Josephine pressed on asking, “How do you know that?” And the classmate said, “Just look at them. They don’t.” Another girl jumped into the conversation adding, “It’s very expensive to raise a child with Down syndrome. So I would do the same thing and avoid having a baby like that altogether.” Never revealing her intimate link with this scenario, Josephine simply retorted, “We’ve been told that gene editing costs millions of dollars. If you have that kind of money to edit genes, you can afford to raise a special needs child.”

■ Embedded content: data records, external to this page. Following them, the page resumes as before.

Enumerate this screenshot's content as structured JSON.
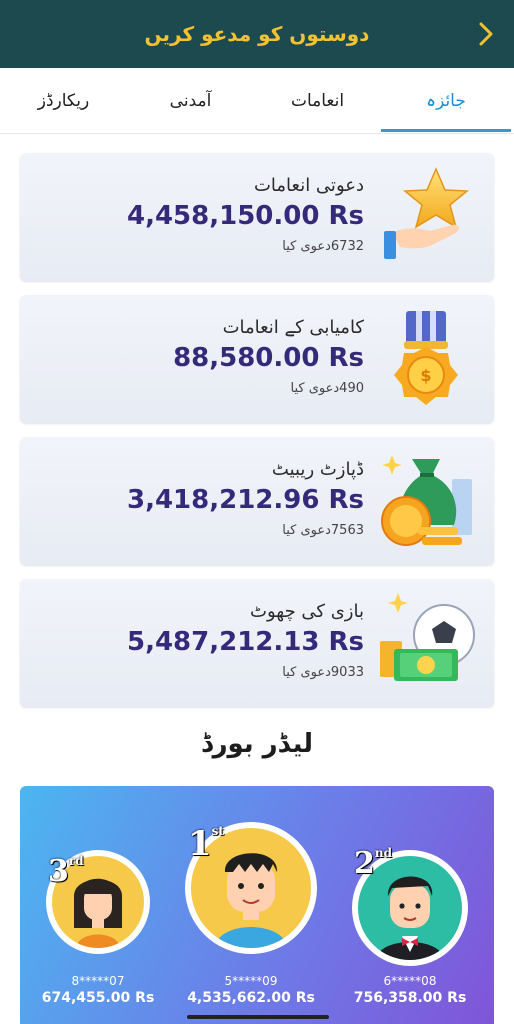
{
  "header": {
    "title": "دوستوں کو مدعو کریں"
  },
  "tabs": [
    {
      "label": "جائزہ",
      "active": true
    },
    {
      "label": "انعامات",
      "active": false
    },
    {
      "label": "آمدنی",
      "active": false
    },
    {
      "label": "ریکارڈز",
      "active": false
    }
  ],
  "cards": [
    {
      "title": "دعوتی انعامات",
      "amount": "4,458,150.00 Rs",
      "claims": "6732دعوی کیا",
      "icon": "star-hand-icon"
    },
    {
      "title": "کامیابی کے انعامات",
      "amount": "88,580.00 Rs",
      "claims": "490دعوی کیا",
      "icon": "medal-icon"
    },
    {
      "title": "ڈپازٹ ریبیٹ",
      "amount": "3,418,212.96 Rs",
      "claims": "7563دعوی کیا",
      "icon": "money-bag-icon"
    },
    {
      "title": "بازی کی چھوٹ",
      "amount": "5,487,212.13 Rs",
      "claims": "9033دعوی کیا",
      "icon": "soccer-cash-icon"
    }
  ],
  "leaderboard": {
    "title": "لیڈر بورڈ",
    "entries": [
      {
        "rank": "1",
        "suffix": "st",
        "user": "5*****09",
        "prize": "4,535,662.00 Rs"
      },
      {
        "rank": "2",
        "suffix": "nd",
        "user": "6*****08",
        "prize": "756,358.00 Rs"
      },
      {
        "rank": "3",
        "suffix": "rd",
        "user": "8*****07",
        "prize": "674,455.00 Rs"
      }
    ]
  },
  "colors": {
    "header_bg": "#1c4a4e",
    "header_text": "#f2c230",
    "active_tab": "#1a8ed0",
    "amount": "#352a7a"
  }
}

Josephine feels deeply and cares passionately for those around her. She’s not sure if she wants to study law or medicine. She would be a force in either field. We’ve already crafted a future where she lives relatively close to home (as she says “close but not too close”). We imagine movie nights where Becky can pick her favorite Disney princess movie. We’re going to all have matching pajamas and wear the appropriate garments during the show. She plans to take Becky for ice cream cones. Double scoops in a sprinkled waffle cone. Josephine will spring for such luxuries. But she insists that they’ll walk round trip to the local ice cream store. After all, we need to keep Becky’s heart strong.
These musings warm my heart and make me ever grateful for that 8 pound 4 ounce miracle born with wild hair 16 years ago. She has challenged me as a mother. She has inspired me as a person. She has filled my life with zest and energy and beauty.
Simply put, I love her with all my heart.